Here is the truth about writing a novel. It is hard and it takes a long time. Anyone who is telling you something different is not giving you the full picture. One of the reasons it is hard and takes a long time is because not only do you have a lot of juggling balls in the air, you also have to make a lot of decisions along the way. And one of those decisions is how your protagonist is going to change.
In her book Story Genius, Lisa Cron says “who’s life will you utterly upend?” That person, that character, is your protagonist or main character. Not only are you going to throw a bunch of wild circumstances at them, you are going to leave them at the end of the story a changed person from how they were in the beginning.
This is called their arc of change.
Here are a few examples. In the children’s book Charlotte’s Web, Wilbur the pig starts the story sad, alone, and seriously lacking self-confidence. By the end of the book, he is proud and able to hold his head high.
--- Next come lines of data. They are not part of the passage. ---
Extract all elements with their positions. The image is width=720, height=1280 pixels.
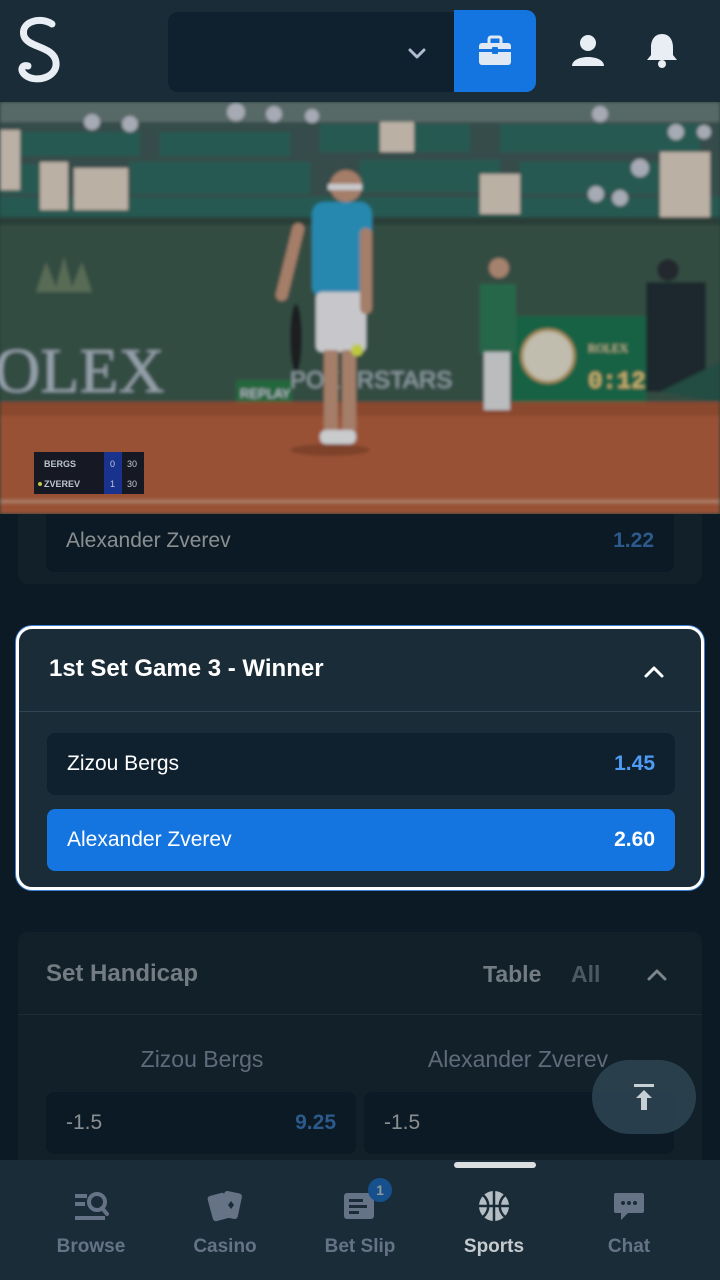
markets-list[interactable]: Alexander Zverev 1.22 Set Handicap Table… [0, 514, 720, 1160]
user-icon [572, 35, 604, 66]
odds-option-name: Zizou Bergs [67, 752, 180, 775]
column-header-bergs: Zizou Bergs [140, 1046, 264, 1072]
wallet-icon [479, 35, 511, 65]
card-divider [19, 711, 701, 712]
chevron-up-icon[interactable] [644, 962, 670, 988]
odds-option-name: Alexander Zverev [66, 529, 231, 552]
browse-search-icon [75, 1192, 109, 1220]
card-divider [18, 1014, 702, 1015]
video-dim-overlay [0, 102, 720, 514]
odds-button-zverev-selected[interactable]: Alexander Zverev 2.60 [47, 809, 675, 871]
top-header [0, 0, 720, 102]
notifications-button[interactable] [642, 30, 682, 70]
live-stream-video[interactable]: OLEX POKERSTARS REPLAY ROLEX 0:12 BERGS … [0, 102, 720, 514]
nav-label: Casino [193, 1236, 257, 1257]
basketball-icon [479, 1191, 509, 1221]
odds-button-bergs[interactable]: Zizou Bergs 1.45 [47, 733, 675, 795]
odds-option-value: 2.60 [614, 828, 655, 851]
market-title: 1st Set Game 3 - Winner [49, 655, 324, 682]
odds-button-zverev-prev[interactable]: Alexander Zverev 1.22 [46, 514, 674, 572]
nav-item-chat[interactable]: Chat [569, 1186, 689, 1258]
handicap-odds-value: 9.25 [295, 1111, 336, 1134]
set-handicap-market-card: Set Handicap Table All Zizou Bergs Alexa… [18, 932, 702, 1160]
nav-label: Sports [463, 1236, 525, 1257]
bell-icon [647, 34, 677, 68]
nav-item-browse[interactable]: Browse [31, 1186, 151, 1258]
focused-market-card: 1st Set Game 3 - Winner Zizou Bergs 1.45… [16, 626, 704, 890]
cards-icon [207, 1190, 242, 1222]
profile-button[interactable] [568, 30, 608, 70]
market-title: Set Handicap [46, 960, 199, 987]
bottom-navigation: Browse Casino 1 Bet Slip Sports Chat [0, 1160, 720, 1280]
odds-option-name: Alexander Zverev [67, 828, 232, 851]
handicap-line: -1.5 [384, 1111, 421, 1134]
tab-table[interactable]: Table [483, 961, 541, 988]
active-tab-indicator [454, 1162, 536, 1168]
chevron-up-icon[interactable] [641, 659, 667, 685]
handicap-odds-button-bergs[interactable]: -1.5 9.25 [46, 1092, 356, 1154]
nav-item-casino[interactable]: Casino [165, 1186, 285, 1258]
wallet-currency-select[interactable] [168, 12, 454, 92]
previous-market-card: Alexander Zverev 1.22 [18, 514, 702, 584]
nav-label: Chat [607, 1236, 651, 1257]
handicap-line: -1.5 [66, 1111, 103, 1134]
scroll-to-top-button[interactable] [592, 1060, 696, 1134]
nav-label: Bet Slip [324, 1236, 396, 1257]
nav-label: Browse [56, 1236, 126, 1257]
nav-item-sports[interactable]: Sports [434, 1186, 554, 1258]
odds-option-value: 1.45 [614, 752, 655, 775]
tab-all[interactable]: All [571, 961, 600, 988]
nav-item-bet-slip[interactable]: 1 Bet Slip [300, 1178, 420, 1258]
arrow-up-to-top-icon [634, 1084, 654, 1110]
bet-slip-count-badge: 1 [368, 1178, 392, 1202]
chat-icon [614, 1193, 644, 1220]
wallet-button[interactable] [454, 10, 536, 92]
chevron-down-icon [408, 48, 426, 59]
odds-option-value: 1.22 [613, 529, 654, 552]
stake-s-logo-icon[interactable] [14, 14, 66, 88]
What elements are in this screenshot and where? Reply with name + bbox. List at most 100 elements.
In Bridget Jones’s Diary, Bridget begins the novel thinking she needs to change everything about herself in order to find love, but by the end she’s realizing maybe that’s not true. In the original Star Wars, Luke Skywalker is naïve and has his head in the clouds. By the end, he has a new understanding of himself in relation to the way things are in his universe.
Why does it matter if the protagonist changes? Why can’t the story be about the external events? The answer is simple: the emotional growth of your protagonist is how readers will connect with them. And if the reader doesn’t connect with the protagonist, they won’t really care about what happens next.
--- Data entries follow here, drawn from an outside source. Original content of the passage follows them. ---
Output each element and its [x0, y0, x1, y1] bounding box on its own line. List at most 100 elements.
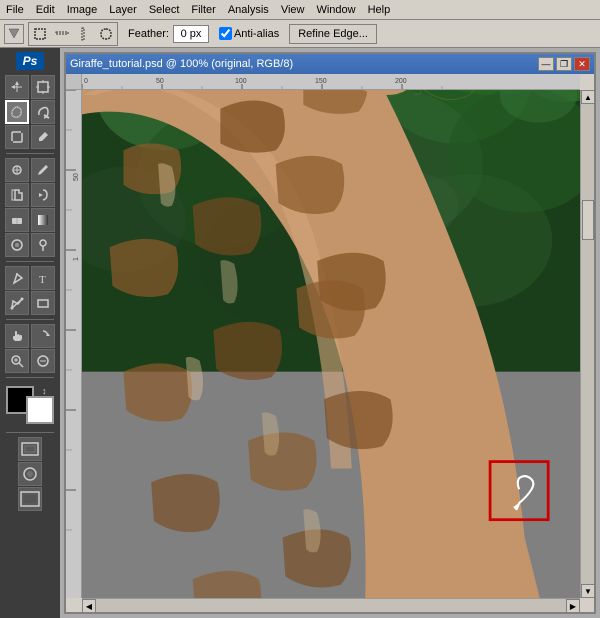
- ps-logo: Ps: [16, 52, 44, 70]
- lasso-btn[interactable]: [96, 24, 116, 44]
- separator-5: [6, 432, 54, 433]
- blur-tool-btn[interactable]: [5, 233, 29, 257]
- crop-tool-btn[interactable]: [5, 125, 29, 149]
- text-tool-btn[interactable]: T: [31, 266, 55, 290]
- eraser-tool-btn[interactable]: [5, 208, 29, 232]
- svg-text:1: 1: [73, 257, 80, 261]
- tool-row-11: [5, 349, 55, 373]
- menu-file[interactable]: File: [0, 2, 30, 18]
- anti-alias-option[interactable]: Anti-alias: [219, 27, 279, 40]
- clone-stamp-btn[interactable]: [5, 183, 29, 207]
- extra-tool-btn[interactable]: [31, 349, 55, 373]
- svg-text:150: 150: [315, 78, 327, 85]
- standard-mode-btn[interactable]: [18, 437, 42, 461]
- scroll-thumb-right[interactable]: [582, 200, 594, 240]
- tool-row-10: [5, 324, 55, 348]
- background-color[interactable]: [26, 396, 54, 424]
- main-area: Ps: [0, 48, 600, 618]
- pen-tool-btn[interactable]: [5, 266, 29, 290]
- title-buttons: — ❐ ✕: [538, 57, 590, 71]
- tool-row-mode: [18, 437, 42, 461]
- tool-options-group: [28, 22, 118, 46]
- tool-row-8: T: [5, 266, 55, 290]
- scroll-track-right[interactable]: [581, 104, 594, 584]
- scroll-left-button[interactable]: ◀: [82, 599, 96, 612]
- scrollbar-right: ▲ ▼: [580, 90, 594, 598]
- single-col-btn[interactable]: [74, 24, 94, 44]
- scrollbar-bottom: ◀ ▶: [82, 598, 580, 612]
- separator-4: [6, 377, 54, 378]
- svg-text:T: T: [39, 274, 46, 285]
- hand-tool-btn[interactable]: [5, 324, 29, 348]
- tool-row-1: [5, 75, 55, 99]
- rect-marquee-btn[interactable]: [30, 24, 50, 44]
- menu-filter[interactable]: Filter: [185, 2, 221, 18]
- svg-text:50: 50: [73, 173, 80, 181]
- zoom-tool-btn[interactable]: [5, 349, 29, 373]
- document-window: Giraffe_tutorial.psd @ 100% (original, R…: [64, 52, 596, 614]
- menu-view[interactable]: View: [275, 2, 311, 18]
- ruler-corner: [66, 74, 82, 90]
- menu-image[interactable]: Image: [61, 2, 104, 18]
- tool-row-5: [5, 183, 55, 207]
- toolbox: Ps: [0, 48, 60, 618]
- scroll-right-button[interactable]: ▶: [566, 599, 580, 612]
- lasso-select-btn[interactable]: [5, 100, 29, 124]
- brush-tool-btn[interactable]: [31, 158, 55, 182]
- quick-select-btn[interactable]: [31, 100, 55, 124]
- spot-heal-btn[interactable]: [5, 158, 29, 182]
- scroll-down-button[interactable]: ▼: [581, 584, 594, 598]
- move-tool-btn[interactable]: [5, 75, 29, 99]
- tool-row-7: [5, 233, 55, 257]
- dodge-tool-btn[interactable]: [31, 233, 55, 257]
- svg-text:200: 200: [395, 78, 407, 85]
- separator-1: [6, 153, 54, 154]
- quick-mask-btn[interactable]: [18, 462, 42, 486]
- document-content: 0 50 100 150 200: [66, 74, 594, 612]
- menu-analysis[interactable]: Analysis: [222, 2, 275, 18]
- shape-tool-btn[interactable]: [31, 291, 55, 315]
- separator-2: [6, 261, 54, 262]
- restore-button[interactable]: ❐: [556, 57, 572, 71]
- options-bar: Feather: Anti-alias Refine Edge...: [0, 20, 600, 48]
- menu-window[interactable]: Window: [310, 2, 361, 18]
- separator-3: [6, 319, 54, 320]
- single-row-btn[interactable]: [52, 24, 72, 44]
- menu-layer[interactable]: Layer: [103, 2, 143, 18]
- color-swatches[interactable]: ↕: [6, 386, 54, 424]
- svg-text:50: 50: [156, 78, 164, 85]
- close-button[interactable]: ✕: [574, 57, 590, 71]
- scroll-track-bottom[interactable]: [96, 599, 566, 612]
- tool-row-4: [5, 158, 55, 182]
- tool-preset-icon[interactable]: [4, 24, 24, 44]
- menu-help[interactable]: Help: [362, 2, 397, 18]
- rotate-view-btn[interactable]: [31, 324, 55, 348]
- tool-row-9: [5, 291, 55, 315]
- canvas-area: Giraffe_tutorial.psd @ 100% (original, R…: [60, 48, 600, 618]
- feather-label: Feather:: [128, 28, 169, 40]
- history-brush-btn[interactable]: [31, 183, 55, 207]
- tool-row-2: [5, 100, 55, 124]
- feather-input[interactable]: [173, 25, 209, 43]
- gradient-tool-btn[interactable]: [31, 208, 55, 232]
- scroll-up-button[interactable]: ▲: [581, 90, 594, 104]
- giraffe-image: [82, 90, 580, 598]
- anti-alias-checkbox[interactable]: [219, 27, 232, 40]
- screen-mode-btn[interactable]: [18, 487, 42, 511]
- refine-edge-button[interactable]: Refine Edge...: [289, 24, 377, 44]
- tool-row-3: [5, 125, 55, 149]
- menu-select[interactable]: Select: [143, 2, 186, 18]
- image-canvas: [82, 90, 580, 598]
- tool-row-screen: [18, 487, 42, 511]
- artboard-tool-btn[interactable]: [31, 75, 55, 99]
- menu-edit[interactable]: Edit: [30, 2, 61, 18]
- svg-text:100: 100: [235, 78, 247, 85]
- document-title: Giraffe_tutorial.psd @ 100% (original, R…: [70, 58, 293, 70]
- tool-row-mask: [18, 462, 42, 486]
- minimize-button[interactable]: —: [538, 57, 554, 71]
- eyedropper-btn[interactable]: [31, 125, 55, 149]
- anti-alias-label: Anti-alias: [234, 28, 279, 40]
- ruler-left: 50 1: [66, 90, 82, 598]
- path-select-btn[interactable]: [5, 291, 29, 315]
- swap-colors-icon[interactable]: ↕: [42, 386, 54, 398]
I’ve had people argue with me that there are some protagonists that don’t change, who remain the same single-focused people they were in the beginning. Characters brought up often include James Bond and Sherlock Holmes. But I would argue that they are changed. All you have to do is look at how they are making decisions. Every character in every book hits a moment of crisis or is pushed out of their comfort zone at some point. So while the arc of change may not be dramatic, it will be there.
So how do we figure out how our characters are going to grow, change, or otherwise shift by the end of the story? Well, you start with your point, the message you are trying to say with your story. I give you strategies for how to figure this out in episode 12, and I’ll put the link in the show notes. I highly recommend you go back and listen to that. If you were writing a story about two lifelong friends now in their midlife, you could be trying to say that the nature of friendship changes over time. So you would take that statement, and the way your protagonist changes would center around their understanding of that comment. Maybe in the beginning, the protagonist is really desperate to keep everything the same between herself and her friend, and by the end she embraces change both in herself and in her friend.
This is an off-the-top-of-my-head example, but you see what I mean. The message you are trying to convey with your book, the point you are trying to make, is connected to how your protagonist will change.
Another way to look at the internal arc of change in the protagonist is to consider what the character believes – or more importantly, misbelieves – in the beginning of the story. Our protagonist in the friendship book might believe that friends shouldn’t drift apart, that it means someone is doing something terribly wrong. Once you’ve got a handle on that misbelief, you’ll be able to help her evolve into believing something that serves her better.
The change in your protagonist doesn’t need to be extreme. It might be life-altering, but it also might be subtle. Both ways – and anything in between – is completely acceptable! Your job as the writer is to figure out what your protagonist’s arc of change is, and then map that change alongside the events of the plot. Every decision they make, every reaction they have, every misstep they have …it’s all moving toward their final emotional destination.
Writers, even stories with the most exciting and page-turning events need to have a protagonist that is changed by those events in some way. This is how readers connect with your story. It takes time, and it takes hard work. But it’s worth it, because your story matters. I’ll talk to you next week!
Thank you for this. One of the most helpful tools you provided for me is the “Save the Cat” chart with the explicit emotional anchors listed for each act of my novel. Now in revision I reference those anchors to make sure I’m hitting the marks to show the characters’ changes.